Voilà. En trois quarts d’heure, le Premier a donné tout ce qu’il pouvait. "Impossible d’aller plus loin", glisse-t-on dans son entourage. Louant la "primauté du Parlement", l’homme met toutes ses forces dans la bataille, pointant ce "chemin étroit mais possible". "Je mesure bien que ce gouvernement ne dispose pas de majorité, ni de confiance à la Chambre. Mais cette confiance, nous pouvons la construire, en travaillant ensemble, dans l’intérêt de nos concitoyens. Je lance un appel concret: mettons-nous à table." Voilà donc le plan de sortie de crise du Premier: une période de quatre mois de "supers affaires courantes", avec la Chambre à la manœuvre, mais doublée d’un gouvernement en plein exercice, législatif et exécutif effectuant une valse inédite permettant à la Belgique de rester la plus fonctionnelle possible. Un plan préalablement validé par un conseil des ministres restreint, convoqué à 13 heures.

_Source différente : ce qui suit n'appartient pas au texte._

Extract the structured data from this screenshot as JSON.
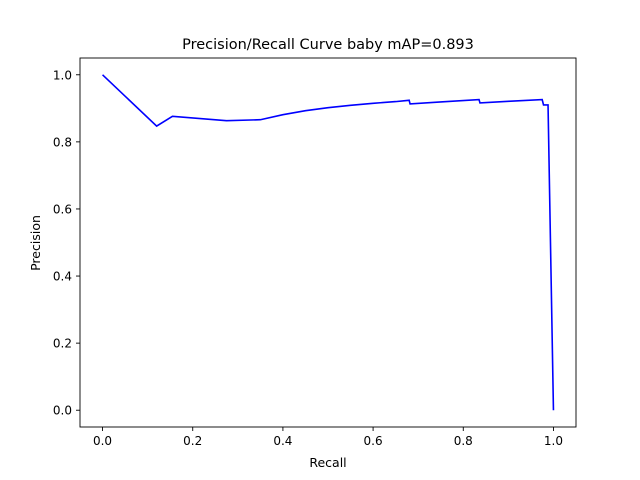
{
  "chart_data": {
    "type": "line",
    "title": "Precision/Recall Curve baby mAP=0.893",
    "xlabel": "Recall",
    "ylabel": "Precision",
    "xlim": [
      -0.05,
      1.05
    ],
    "ylim": [
      -0.05,
      1.05
    ],
    "xticks": [
      0.0,
      0.2,
      0.4,
      0.6,
      0.8,
      1.0
    ],
    "yticks": [
      0.0,
      0.2,
      0.4,
      0.6,
      0.8,
      1.0
    ],
    "grid": false,
    "series": [
      {
        "color": "#0000ff",
        "points": [
          [
            0.0,
            1.0
          ],
          [
            0.12,
            0.847
          ],
          [
            0.155,
            0.876
          ],
          [
            0.275,
            0.863
          ],
          [
            0.35,
            0.866
          ],
          [
            0.4,
            0.881
          ],
          [
            0.45,
            0.893
          ],
          [
            0.5,
            0.902
          ],
          [
            0.55,
            0.909
          ],
          [
            0.6,
            0.915
          ],
          [
            0.65,
            0.92
          ],
          [
            0.68,
            0.924
          ],
          [
            0.682,
            0.913
          ],
          [
            0.75,
            0.919
          ],
          [
            0.835,
            0.926
          ],
          [
            0.837,
            0.916
          ],
          [
            0.9,
            0.921
          ],
          [
            0.975,
            0.926
          ],
          [
            0.978,
            0.91
          ],
          [
            0.988,
            0.91
          ],
          [
            1.0,
            0.0
          ]
        ]
      }
    ]
  }
}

À 17h45, l’opposition dispose

La suite s’écrit sans reprendre son souffle – du moins en façade. Constatant que Charles Michel n’a pas fait mine de demander la confiance, comme le lui suggérait pourtant la Chambre dans le cadre d’une partie endiablée de "Zwarte Piet", le chef de groupe socialiste Ahmed Laaouej demande une interruption de séance. Elle doit durer une demi-heure, elle prendra presque deux heures. L’opposition revient, avec une motion de défiance. Elle trouve la proposition trop vague, attend de Charles Michel qu’il pose des "actes concrets". Le tout dans les 48 heures, avant que cette motion ne soit soumise au vote. De son côté, l’Open Vld semble renâcler; sur les réseaux sociaux, sa présidente Gwendolyn Rutten rappelle son attachement au budget et au "jobs deal". Au sein de l’orange-bleue, tout le monde ne partage visiblement pas l’espoir enthousiaste du patron – pas entièrement, en tout cas.

À 19h45, Charles Michel jette l’éponge

"J’ai compris, mon appel n’a pas convaincu. Je pars chez le Roi présenter ma démission."
Charles Michel (MR)
Premier ministre

Les travées du Parlement se remplissent à nouveau. L’opposition veut reprendre les choses là où elles étaient? Expliquer qu’avec cette motion, ils déposent une sorte d’ultimatum, laissant tout de même au Premier l’opportunité de convaincre? Charles Michel prend les devants, et le protocole est formel: priorité au gouvernement. "J’ai compris: mon appel n’a pas convaincu. Je n’ai, à ce stade, pas été entendu." Plus de grand discours; adieu suédoise, adieu orange-bleue, il s’en va présenter sa démission au Roi. Pour Charles Michel, cette motion est vécue comme une fin de non-recevoir. Si l’opposition était disposée à négocier, elle aurait suggéré de se mettre à table, quitte à dégainer une motion plus tard, après avoir vu de quel bois se chauffait ce Premier transformé. Au lieu de quoi elle dégaine aussitôt. Pour le Premier, pas question de négocier avec une arme sur la tempe. Direction le Palais.

Charles Michel démissionne

À 21h05, le Roi tient sa décision en suspens

Le rideau tombe sur ce mardi. Le Roi tient sa décision en suspens. Et mercredi, à la Chambre, on parlera de douzièmes provisoires. Entre autres.